Our self esteem is formed throughout our childhood and teen years. We aren’t responsible for this, we are guided by our caretakers, those around us with influence and the experiences we are exposed to. Our brains are literally not completely wired at this point, and we don’t navigate this time in our lives for ourselves with an adult brain. Realistically, during this time, we are reacting to the situations around us and learning who we are through this.
Home life, parenting, mentors, school and activities we participate in all shape our self-view. Sometimes it is supported, at other times it is challenged.
Our personalities combined with the external factors, create our view of ourselves – our self-worth or self-esteem. We don’t choose who we are or what we see when we look within ourselves.
You are not responsible for your self-esteem when you are a child or teenager.
As an adult, you are not responsible for your self-esteem and how it was formed, but you are responsible for changing it. Nobody else can fix it but you. People around you can support you, but they can’t fix it. You can choose to stay within the confines of low self-esteem and the limitations on your life. Or you can choose to make the changes needed both in your thinking and in your life to create good self-esteem for yourself.
Is it fair? Nope. But then very little in life is designed to be fair. Our childhoods and experiences are simply what we have been given to work with. How we choose to work with it as adults is up to us. You have 3 choices. Accept you will live life as you are, making allowances for your self-esteem and the limiting choices that come with that. Do life feeling like a victim with no power which is an unhappy way to live. Or, find a professional to help you work out who you really are and learn to be good with that. Learn how to be your authentic self and life a life that makes you content.
Sometimes we are just not ready to take the step to work out who we are. We find a comfortable, safe way of living and it is enough. That’s completely alright. Just understanding sometimes that the change is possible when you are ready to take that step can be enough.
A lot of people think that they can fix their self-esteem themselves. By reading self help books, listening to podcasts etc. While these are really wonderful starting points and can provide some good insights, I have found over the years, that typically it is not enough to help the thinking of oneself shift. When we have our core beliefs around ourselves fixed in a negative space, then it is helpful and often necessary to have someone else dispute them. It takes time to shift the thinking that is incorrect but first you need to see it and accept that it needs change. This is where having someone external help you see it is useful.

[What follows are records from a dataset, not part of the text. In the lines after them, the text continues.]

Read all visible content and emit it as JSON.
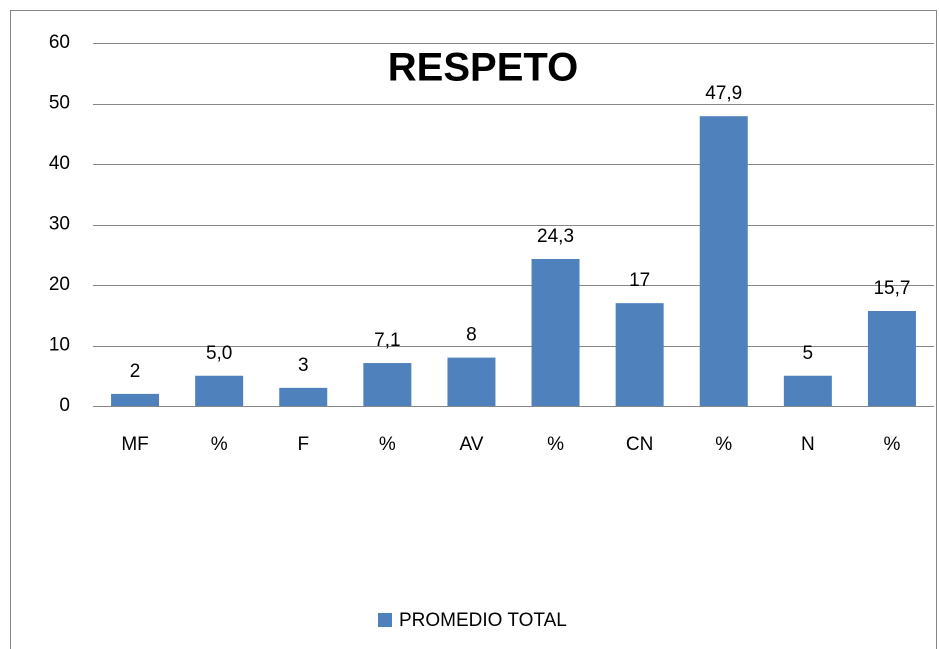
{
  "chart_data": {
    "type": "bar",
    "title": "RESPETO",
    "categories": [
      "MF",
      "%",
      "F",
      "%",
      "AV",
      "%",
      "CN",
      "%",
      "N",
      "%"
    ],
    "series": [
      {
        "name": "PROMEDIO TOTAL",
        "color": "#4f81bd",
        "values": [
          2,
          5.0,
          3,
          7.1,
          8,
          24.3,
          17,
          47.9,
          5,
          15.7
        ],
        "value_labels": [
          "2",
          "5,0",
          "3",
          "7,1",
          "8",
          "24,3",
          "17",
          "47,9",
          "5",
          "15,7"
        ]
      }
    ],
    "ylim": [
      0,
      60
    ],
    "yticks": [
      0,
      10,
      20,
      30,
      40,
      50,
      60
    ],
    "grid": true,
    "legend": "bottom"
  }
}
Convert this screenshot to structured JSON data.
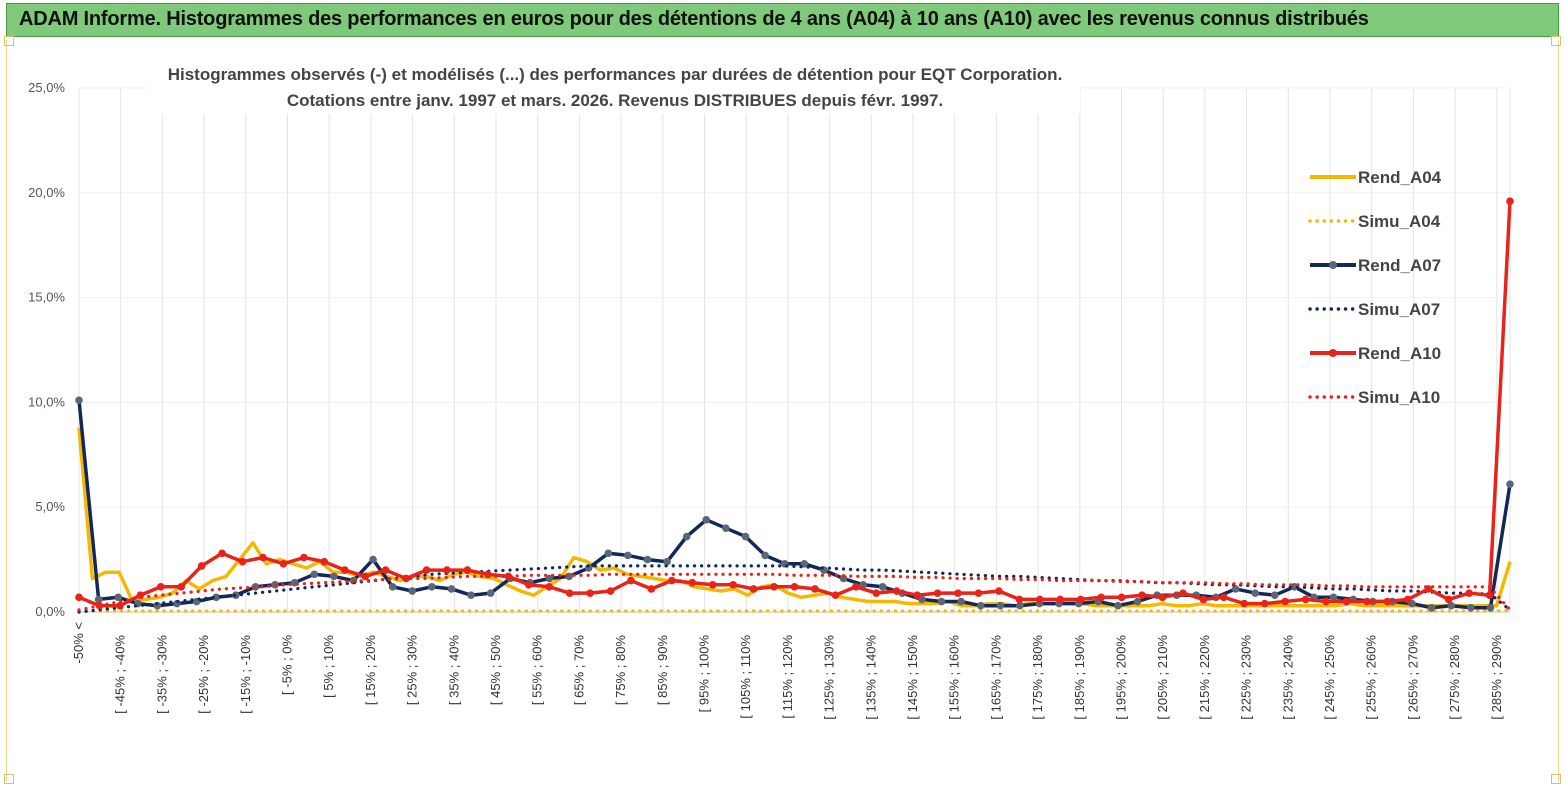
{
  "header": {
    "title": "ADAM Informe. Histogrammes des performances en euros pour des détentions de 4 ans (A04) à 10 ans (A10) avec les revenus connus distribués"
  },
  "chart_data": {
    "type": "line",
    "title": "Histogrammes observés (-)  et modélisés (...) des performances par durées de détention pour EQT Corporation.",
    "subtitle": "Cotations entre janv. 1997 et mars. 2026. Revenus DISTRIBUES depuis févr. 1997.",
    "ylim": [
      0,
      25
    ],
    "y_ticks": [
      "0,0%",
      "5,0%",
      "10,0%",
      "15,0%",
      "20,0%",
      "25,0%"
    ],
    "x_tick_labels": [
      "-50% <",
      "[ -45% ; -40%",
      "[ -35% ; -30%",
      "[ -25% ; -20%",
      "[ -15% ; -10%",
      "[ -5% ; 0%",
      "[ 5% ; 10%",
      "[ 15% ; 20%",
      "[ 25% ; 30%",
      "[ 35% ; 40%",
      "[ 45% ; 50%",
      "[ 55% ; 60%",
      "[ 65% ; 70%",
      "[ 75% ; 80%",
      "[ 85% ; 90%",
      "[ 95% ; 100%",
      "[ 105% ; 110%",
      "[ 115% ; 120%",
      "[ 125% ; 130%",
      "[ 135% ; 140%",
      "[ 145% ; 150%",
      "[ 155% ; 160%",
      "[ 165% ; 170%",
      "[ 175% ; 180%",
      "[ 185% ; 190%",
      "[ 195% ; 200%",
      "[ 205% ; 210%",
      "[ 215% ; 220%",
      "[ 225% ; 230%",
      "[ 235% ; 240%",
      "[ 245% ; 250%",
      "[ 255% ; 260%",
      "[ 265% ; 270%",
      "[ 275% ; 280%",
      "[ 285% ; 290%"
    ],
    "grid": true,
    "legend_position": "right",
    "series": [
      {
        "name": "Rend_A04",
        "style": "solid",
        "color": "#f5b800",
        "markers": false,
        "values": [
          8.8,
          1.6,
          1.9,
          1.9,
          0.5,
          0.6,
          0.7,
          0.9,
          1.5,
          1.1,
          1.5,
          1.7,
          2.5,
          3.3,
          2.3,
          2.5,
          2.3,
          2.1,
          2.4,
          1.9,
          1.9,
          1.7,
          1.9,
          1.7,
          1.5,
          1.7,
          1.7,
          1.5,
          1.8,
          1.9,
          1.7,
          1.6,
          1.3,
          1.0,
          0.8,
          1.2,
          1.6,
          2.6,
          2.4,
          2.0,
          2.1,
          1.8,
          1.7,
          1.6,
          1.5,
          1.5,
          1.2,
          1.1,
          1.0,
          1.1,
          0.8,
          1.2,
          1.3,
          0.9,
          0.7,
          0.8,
          0.9,
          0.7,
          0.6,
          0.5,
          0.5,
          0.5,
          0.4,
          0.4,
          0.4,
          0.5,
          0.3,
          0.3,
          0.4,
          0.4,
          0.3,
          0.4,
          0.4,
          0.4,
          0.5,
          0.4,
          0.3,
          0.3,
          0.3,
          0.3,
          0.3,
          0.4,
          0.3,
          0.3,
          0.4,
          0.3,
          0.3,
          0.3,
          0.3,
          0.3,
          0.3,
          0.3,
          0.3,
          0.3,
          0.3,
          0.4,
          0.3,
          0.3,
          0.3,
          0.3,
          0.3,
          0.3,
          0.3,
          0.3,
          0.3,
          0.3,
          0.3,
          2.4
        ]
      },
      {
        "name": "Simu_A04",
        "style": "dotted",
        "color": "#f5b800",
        "markers": false,
        "values": [
          0.0,
          0.05,
          0.05,
          0.05,
          0.05,
          0.05,
          0.05,
          0.05,
          0.05,
          0.05,
          0.05,
          0.05,
          0.05,
          0.05,
          0.05,
          0.05,
          0.05,
          0.05,
          0.05,
          0.05,
          0.05,
          0.05,
          0.05,
          0.05,
          0.05,
          0.05,
          0.05,
          0.05,
          0.05,
          0.05,
          0.05,
          0.05,
          0.05,
          0.05,
          0.05,
          0.05,
          0.05,
          0.05,
          0.05,
          0.05,
          0.05,
          0.05,
          0.05,
          0.05,
          0.05,
          0.05,
          0.05,
          0.05,
          0.05,
          0.05,
          0.05,
          0.05,
          0.05,
          0.05,
          0.05,
          0.05,
          0.05,
          0.05,
          0.05,
          0.05,
          0.05,
          0.05,
          0.05,
          0.05,
          0.05,
          0.05,
          0.05,
          0.05,
          0.05,
          0.05,
          0.05,
          0.05,
          0.05,
          0.05,
          0.05,
          0.05,
          0.05,
          0.05,
          0.05,
          0.05,
          0.05,
          0.05,
          0.05,
          0.05,
          0.05,
          0.05,
          0.05,
          0.05,
          0.05,
          0.05,
          0.05,
          0.05,
          0.05,
          0.05,
          0.05,
          0.05,
          0.05,
          0.05,
          0.05,
          0.05,
          0.05,
          0.05,
          0.05,
          0.05,
          0.05,
          0.05,
          0.05,
          0.1
        ]
      },
      {
        "name": "Rend_A07",
        "style": "solid",
        "color": "#12285a",
        "markers": true,
        "values": [
          10.1,
          0.6,
          0.7,
          0.4,
          0.3,
          0.4,
          0.5,
          0.7,
          0.8,
          1.2,
          1.3,
          1.4,
          1.8,
          1.7,
          1.5,
          2.5,
          1.2,
          1.0,
          1.2,
          1.1,
          0.8,
          0.9,
          1.6,
          1.4,
          1.6,
          1.7,
          2.1,
          2.8,
          2.7,
          2.5,
          2.4,
          3.6,
          4.4,
          4.0,
          3.6,
          2.7,
          2.3,
          2.3,
          2.0,
          1.6,
          1.3,
          1.2,
          0.9,
          0.6,
          0.5,
          0.5,
          0.3,
          0.3,
          0.3,
          0.4,
          0.4,
          0.4,
          0.5,
          0.3,
          0.5,
          0.8,
          0.8,
          0.8,
          0.7,
          1.1,
          0.9,
          0.8,
          1.2,
          0.7,
          0.7,
          0.6,
          0.5,
          0.5,
          0.4,
          0.2,
          0.3,
          0.2,
          0.2,
          6.1
        ]
      },
      {
        "name": "Simu_A07",
        "style": "dotted",
        "color": "#12285a",
        "markers": false,
        "values": [
          0.0,
          0.1,
          0.2,
          0.3,
          0.4,
          0.5,
          0.6,
          0.7,
          0.8,
          0.9,
          1.0,
          1.1,
          1.2,
          1.3,
          1.4,
          1.5,
          1.6,
          1.7,
          1.8,
          1.85,
          1.9,
          1.95,
          2.0,
          2.05,
          2.1,
          2.15,
          2.2,
          2.2,
          2.2,
          2.2,
          2.2,
          2.2,
          2.2,
          2.2,
          2.2,
          2.2,
          2.2,
          2.15,
          2.1,
          2.05,
          2.0,
          2.0,
          1.95,
          1.9,
          1.85,
          1.8,
          1.75,
          1.7,
          1.7,
          1.65,
          1.6,
          1.55,
          1.5,
          1.5,
          1.45,
          1.4,
          1.4,
          1.35,
          1.3,
          1.3,
          1.25,
          1.2,
          1.2,
          1.15,
          1.1,
          1.1,
          1.05,
          1.0,
          1.0,
          0.95,
          0.9,
          0.9,
          0.85,
          0.1
        ]
      },
      {
        "name": "Rend_A10",
        "style": "solid",
        "color": "#e8231a",
        "markers": true,
        "values": [
          0.7,
          0.3,
          0.3,
          0.8,
          1.2,
          1.2,
          2.2,
          2.8,
          2.4,
          2.6,
          2.3,
          2.6,
          2.4,
          2.0,
          1.7,
          2.0,
          1.6,
          2.0,
          2.0,
          2.0,
          1.8,
          1.7,
          1.3,
          1.2,
          0.9,
          0.9,
          1.0,
          1.5,
          1.1,
          1.5,
          1.4,
          1.3,
          1.3,
          1.1,
          1.2,
          1.2,
          1.1,
          0.8,
          1.2,
          0.9,
          1.0,
          0.8,
          0.9,
          0.9,
          0.9,
          1.0,
          0.6,
          0.6,
          0.6,
          0.6,
          0.7,
          0.7,
          0.8,
          0.7,
          0.9,
          0.6,
          0.7,
          0.4,
          0.4,
          0.5,
          0.6,
          0.5,
          0.5,
          0.5,
          0.5,
          0.6,
          1.1,
          0.6,
          0.9,
          0.8,
          19.6
        ]
      },
      {
        "name": "Simu_A10",
        "style": "dotted",
        "color": "#e8231a",
        "markers": false,
        "values": [
          0.1,
          0.3,
          0.5,
          0.7,
          0.8,
          0.9,
          1.0,
          1.1,
          1.15,
          1.2,
          1.3,
          1.35,
          1.4,
          1.45,
          1.5,
          1.55,
          1.6,
          1.6,
          1.65,
          1.7,
          1.7,
          1.7,
          1.75,
          1.75,
          1.75,
          1.75,
          1.8,
          1.8,
          1.8,
          1.8,
          1.8,
          1.8,
          1.8,
          1.8,
          1.8,
          1.75,
          1.75,
          1.75,
          1.7,
          1.7,
          1.7,
          1.65,
          1.65,
          1.6,
          1.6,
          1.6,
          1.55,
          1.55,
          1.5,
          1.5,
          1.5,
          1.45,
          1.45,
          1.4,
          1.4,
          1.4,
          1.35,
          1.35,
          1.3,
          1.3,
          1.3,
          1.25,
          1.25,
          1.2,
          1.2,
          1.2,
          1.2,
          1.2,
          1.2,
          1.2,
          0.1
        ]
      }
    ]
  }
}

Usually, people don’t address self-esteem as a standalone, important issue. Instead, when I get to work with people on this really important area, it has come presented as something else. Symptoms of self-esteem are more readily identifiable and blamed both for individuals and in relationships.
Things like anger, being stuck in routines, being reactive, addictions, promiscuity, acting out (in teens), anxiety, depression and fighting in relationships are all some of the things that bring people in to see me for help. Then while working on those things, we see that the core issue is in fact low self-esteem. We work to improve this area as well as focusing on the symptoms.
It isn’t a quick fix. Changing the symptoms can certainly be achieved reasonably quickly in some areas. Others take time to get change. For self-esteem that is deep and has a good hold, it can take consistent work over a period of time to shift it. Most people get worried about this but what I have come to see over the years, is that when you start to work on it, the relief at gaining some control, knowing change is happening is so great that the counselling sessions become something most people, even the most reluctant, start to look forward to.
It isn’t your fault it started. It is your responsibility to change it.